Afin de faciliter le retour du ou de la salarié(e), un second entretien sera organisé au cours du mois précédant la reprise du travail. Au cours de cet entretien, il sera évoqué :
Les modalités de reprise et l’articulation entre la vie professionnelle et privée ;
Les besoins en formation, notamment en cas d’évolution de la mission ou d’absence de longue durée ;
Explication des évolutions de salaire ou non.
Un entretien pourra être demandé par un(e) salarié(e) en cas de changement de situation familiale.
Par ailleurs l’entreprise s’engage à rechercher des modes d’organisations compatibles avec les obligations familiales des salariés et permettant de concilier le temps de travail (parfois temps partiel) et la vie personnelle.
Notre objectif :
Concilier la vie professionnelle et familiale des femmes et des hommes dans l’entreprise, en tenant compte des contraintes (horaires de réunion, mobilité…) dans la mesure du possible.
Nos indicateurs de suivi :
Nombre d’entretiens de départ et de retour de congé maternité, d’adoption, parental ;
Nombre de demandes de congé paternité par rapport au nombre de bénéficiaires potentiels ;
Nombre de temps partiel hommes et femmes demandés et accordées ;
Nombre d’aménagements.
Article 6 : Lutte contre la discrimination
Afin de lutter contre toute discrimination en matière de recrutement, d'emploi et d'accès à la formation professionnelle, et en référence à l’accord QVT Groupe en cours de négociation, les collaborateurs étant amenés à réaliser des recrutements (RRH/DRH/Directeurs/Responsables de service) se verront proposer une formation.
Article 7 : Suivi de l’accord
La Direction convient de consulter annuellement les Instances Représentatives du Personnel sur le bilan des indicateurs de suivi et le rapport de situation comparée.
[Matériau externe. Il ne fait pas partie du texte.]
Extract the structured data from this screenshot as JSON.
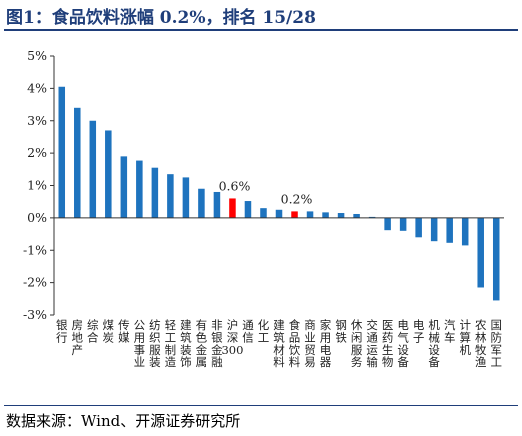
{
  "title": "图1：食品饮料涨幅 0.2%，排名 15/28",
  "source": "数据来源：Wind、开源证券研究所",
  "chart_data": {
    "type": "bar",
    "title": "",
    "xlabel": "",
    "ylabel": "",
    "ylim": [
      -3,
      5
    ],
    "yticks": [
      "-3%",
      "-2%",
      "-1%",
      "0%",
      "1%",
      "2%",
      "3%",
      "4%",
      "5%"
    ],
    "grid": false,
    "legend": "none",
    "colors": {
      "default": "#1e73be",
      "highlight": "#ff0000"
    },
    "highlight": [
      "沪深300",
      "食品饮料"
    ],
    "categories": [
      "银行",
      "房地产",
      "综合",
      "煤炭",
      "传媒",
      "公用事业",
      "纺织服装",
      "轻工制造",
      "建筑装饰",
      "有色金属",
      "非银金融",
      "沪深300",
      "通信",
      "化工",
      "建筑材料",
      "食品饮料",
      "商业贸易",
      "家用电器",
      "钢铁",
      "休闲服务",
      "交通运输",
      "医药生物",
      "电气设备",
      "电子",
      "机械设备",
      "汽车",
      "计算机",
      "农林牧渔",
      "国防军工"
    ],
    "values": [
      4.05,
      3.4,
      3.0,
      2.7,
      1.9,
      1.77,
      1.55,
      1.35,
      1.25,
      0.9,
      0.8,
      0.6,
      0.52,
      0.3,
      0.25,
      0.2,
      0.2,
      0.17,
      0.15,
      0.12,
      0.03,
      -0.38,
      -0.4,
      -0.6,
      -0.72,
      -0.77,
      -0.85,
      -2.15,
      -2.55
    ],
    "data_labels": [
      {
        "category": "沪深300",
        "text": "0.6%"
      },
      {
        "category": "食品饮料",
        "text": "0.2%"
      }
    ]
  }
}
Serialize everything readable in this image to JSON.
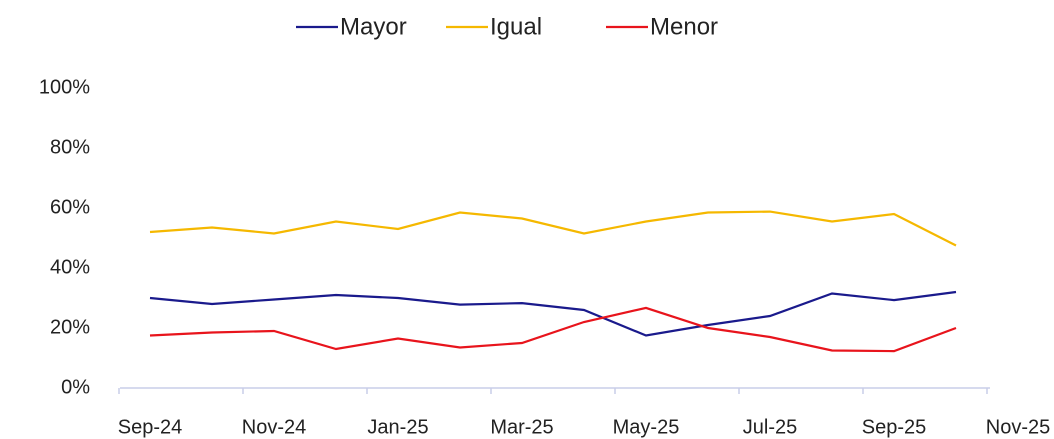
{
  "chart_data": {
    "type": "line",
    "categories": [
      "Sep-24",
      null,
      "Nov-24",
      null,
      "Jan-25",
      null,
      "Mar-25",
      null,
      "May-25",
      null,
      "Jul-25",
      null,
      "Sep-25",
      null,
      "Nov-25"
    ],
    "series": [
      {
        "name": "Mayor",
        "color": "#1a1a8c",
        "values": [
          30,
          28,
          29.5,
          31,
          30,
          27.8,
          28.3,
          26,
          17.5,
          21,
          24,
          31.5,
          29.3,
          32,
          null
        ]
      },
      {
        "name": "Igual",
        "color": "#f5b800",
        "values": [
          52,
          53.5,
          51.5,
          55.5,
          53,
          58.5,
          56.5,
          51.5,
          55.5,
          58.5,
          58.8,
          55.5,
          58,
          47.5,
          null
        ]
      },
      {
        "name": "Menor",
        "color": "#e8141c",
        "values": [
          17.5,
          18.5,
          19,
          13,
          16.5,
          13.5,
          15,
          22,
          26.7,
          20,
          17,
          12.5,
          12.3,
          20,
          null
        ]
      }
    ],
    "ylim": [
      0,
      100
    ],
    "yticks": [
      {
        "value": 0,
        "label": "0%"
      },
      {
        "value": 20,
        "label": "20%"
      },
      {
        "value": 40,
        "label": "40%"
      },
      {
        "value": 60,
        "label": "60%"
      },
      {
        "value": 80,
        "label": "80%"
      },
      {
        "value": 100,
        "label": "100%"
      }
    ],
    "grid": false,
    "legend": "top"
  }
}
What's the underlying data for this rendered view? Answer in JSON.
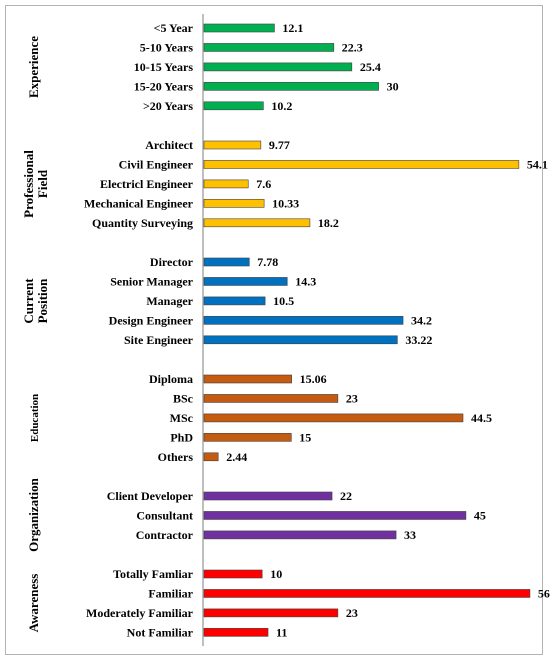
{
  "chart_data": {
    "type": "bar",
    "orientation": "horizontal",
    "groups": [
      {
        "name": "Experience",
        "color": "#00b050",
        "categories": [
          "<5 Year",
          "5-10 Years",
          "10-15 Years",
          "15-20 Years",
          ">20 Years"
        ],
        "values": [
          12.1,
          22.3,
          25.4,
          30,
          10.2
        ],
        "labels": [
          "12.1",
          "22.3",
          "25.4",
          "30",
          "10.2"
        ]
      },
      {
        "name": "Professional Field",
        "color": "#ffc000",
        "categories": [
          "Architect",
          "Civil Engineer",
          "Electricl Engineer",
          "Mechanical Engineer",
          "Quantity Surveying"
        ],
        "values": [
          9.77,
          54.1,
          7.6,
          10.33,
          18.2
        ],
        "labels": [
          "9.77",
          "54.1",
          "7.6",
          "10.33",
          "18.2"
        ]
      },
      {
        "name": "Current Position",
        "color": "#0070c0",
        "categories": [
          "Director",
          "Senior Manager",
          "Manager",
          "Design Engineer",
          "Site Engineer"
        ],
        "values": [
          7.78,
          14.3,
          10.5,
          34.2,
          33.22
        ],
        "labels": [
          "7.78",
          "14.3",
          "10.5",
          "34.2",
          "33.22"
        ]
      },
      {
        "name": "Education",
        "color": "#c55a11",
        "categories": [
          "Diploma",
          "BSc",
          "MSc",
          "PhD",
          "Others"
        ],
        "values": [
          15.06,
          23,
          44.5,
          15,
          2.44
        ],
        "labels": [
          "15.06",
          "23",
          "44.5",
          "15",
          "2.44"
        ]
      },
      {
        "name": "Organization",
        "color": "#7030a0",
        "categories": [
          "Client Developer",
          "Consultant",
          "Contractor"
        ],
        "values": [
          22,
          45,
          33
        ],
        "labels": [
          "22",
          "45",
          "33"
        ]
      },
      {
        "name": "Awareness",
        "color": "#ff0000",
        "categories": [
          "Totally Famliar",
          "Familiar",
          "Moderately Familiar",
          "Not Familiar"
        ],
        "values": [
          10,
          56,
          23,
          11
        ],
        "labels": [
          "10",
          "56",
          "23",
          "11"
        ]
      }
    ],
    "xlim": [
      0,
      56
    ],
    "title": "",
    "xlabel": "",
    "ylabel": "",
    "grid": false,
    "legend": "none"
  }
}
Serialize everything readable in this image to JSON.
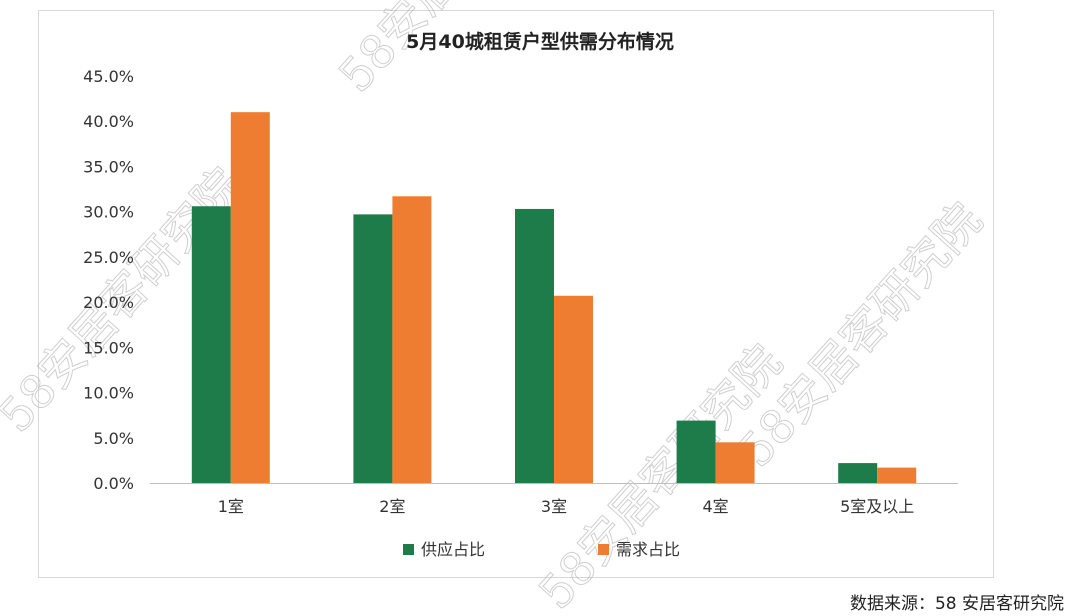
{
  "source_note": "数据来源：58 安居客研究院",
  "watermark": "58安居客研究院",
  "colors": {
    "supply": "#1e7b4a",
    "demand": "#ee7d31",
    "axis": "#bfbfbf"
  },
  "chart_data": {
    "type": "bar",
    "title": "5月40城租赁户型供需分布情况",
    "categories": [
      "1室",
      "2室",
      "3室",
      "4室",
      "5室及以上"
    ],
    "series": [
      {
        "name": "供应占比",
        "values": [
          30.6,
          29.7,
          30.3,
          6.9,
          2.2
        ]
      },
      {
        "name": "需求占比",
        "values": [
          41.0,
          31.7,
          20.7,
          4.5,
          1.7
        ]
      }
    ],
    "ylim": [
      0,
      45
    ],
    "yticks": [
      "0.0%",
      "5.0%",
      "10.0%",
      "15.0%",
      "20.0%",
      "25.0%",
      "30.0%",
      "35.0%",
      "40.0%",
      "45.0%"
    ],
    "xlabel": "",
    "ylabel": "",
    "legend_position": "bottom",
    "grid": false
  }
}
Cette consultation rendra compte des progrès réalisés dans les différents domaines visés et permettra le suivi des indicateurs issus de l’accord. Les indicateurs de suivi, le bilan ainsi que le tableau de situation comparée seront étudiés chaque année par les signataires du présent accord et pourront faire l’objet de modifications annuellement. Au terme de la période de 3 ans, les parties établiront un bilan général et envisageront la poursuite du présent accord ou sa modification. Les parties ont convenu de se revoir courant de l’année 2026 pour envisager une modification éventuelle des indicateurs visés dans l’accord.
Article 8 : Durée et dénonciation
Cet accord est conclu pour une durée déterminée de 3 ans et entrera en application à effet rétroactif au 1er janvier 2025. Il pourra être dénoncé par l’une quelconque des parties sous réserve d’un préavis de 3 mois. Cette dénonciation sera signifiée par lettre recommandée avec demande d’avis de réception aux autres parties, ainsi qu’à la DIRECCTE des Hautes Seines.
Les parties signataires s’efforceront toutefois de régler – avant dénonciation – par la négociation les modifications souhaitées par l’une des parties, ainsi que celles qui pourraient être rendues nécessaires par les évolutions des dispositions légales, réglementaires ou conventionnelles.
Article 9. Dépôt de l’Accord et Publicité
Le présent accord sera déposé en deux exemplaires, dont une version sur support électronique, auprès de la Direction régionale de l'économie, de l'emploi, du travail et des solidarités (DRIEETS).
Un exemplaire sera également déposé au secrétariat-greffe du Conseil de prud’hommes de Nanterre.